Alas, his advice hadn’t taken. But could Janine really be turning the tables on her homicidal husband now? It’s almost too much for Auhl to ask for, especially when he gets emotionally involved in the personal life of one of the tenants of his large home, a woman named Neve Fanning, who had fled her abusive husband with their daughter, Pia, in tow. Lloyd Fanning wants more time with his daughter and is happy to mischaracterize his neglectful, or worse, treatment of her as the disordered ravings of his paranoid ex. With the help of smooth lawyers and biased expert witnesses, it looks like he might be able to win custody of Pia altogether.

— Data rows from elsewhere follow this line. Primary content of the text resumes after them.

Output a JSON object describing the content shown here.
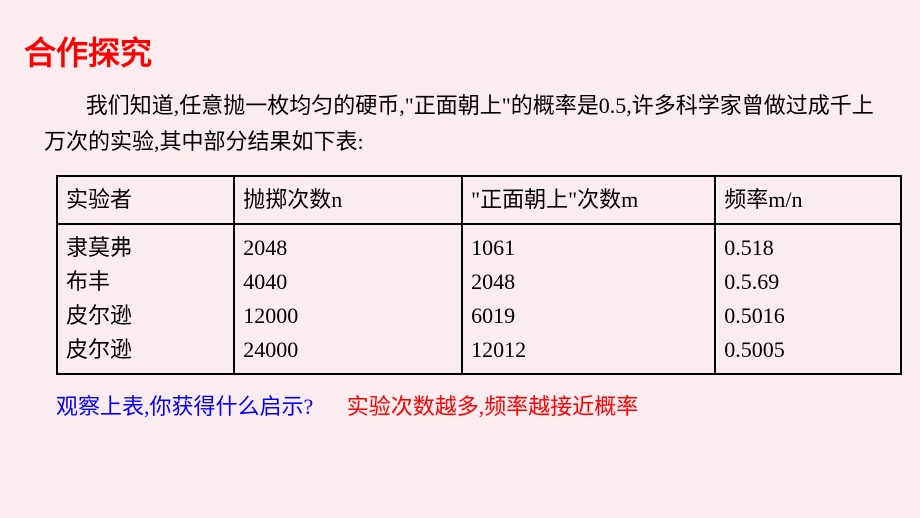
{
  "background_color": "#fbecf0",
  "title": {
    "text": "合作探究",
    "color": "#ff0000",
    "fontsize": 32
  },
  "intro": {
    "text": "我们知道,任意抛一枚均匀的硬币,\"正面朝上\"的概率是0.5,许多科学家曾做过成千上万次的实验,其中部分结果如下表:",
    "color": "#000000",
    "fontsize": 22
  },
  "table": {
    "border_color": "#000000",
    "text_color": "#000000",
    "fontsize": 22,
    "columns": [
      {
        "label": "实验者"
      },
      {
        "label": "抛掷次数n"
      },
      {
        "label": "\"正面朝上\"次数m"
      },
      {
        "label": "频率m/n"
      }
    ],
    "rows": [
      {
        "name": "隶莫弗",
        "n": "2048",
        "m": "1061",
        "freq": "0.518"
      },
      {
        "name": "布丰",
        "n": "4040",
        "m": "2048",
        "freq": "0.5.69"
      },
      {
        "name": "皮尔逊",
        "n": "12000",
        "m": "6019",
        "freq": "0.5016"
      },
      {
        "name": "皮尔逊",
        "n": "24000",
        "m": "12012",
        "freq": "0.5005"
      }
    ]
  },
  "footer": {
    "question": {
      "text": "观察上表,你获得什么启示?",
      "color": "#0000ff"
    },
    "answer": {
      "text": "实验次数越多,频率越接近概率",
      "color": "#ff0000"
    },
    "fontsize": 22
  }
}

While Auhl had been an exemplary member of the police force in his original 30-year stint, he soon finds himself losing patience with the slow turn of the wheels of justice as Neve engages in a futile battle to protect her daughter. And the more he sees of the cold cases that are under his purview, the more he realizes the damage that can be done in letting perpetrators continue to wreak harm unpunished. The question is: how far is he willing to go in order to see justice served?

Under the Cold Bright Lights is a gripping page-turner of a book with a truly likable hero. Auhl must wrestle with his own morality as he faces a flawed system that threatens to allow for more harm than it prevents. Award-winning author Garry Disher expertly weaves together Auhl’s different cases and dilemmas to create an authentically Australian standalone police procedural with a memorably different kind of protagonist—one I’m hoping will be able to take his big heart and keen sense of empathy to more crime novels in the future.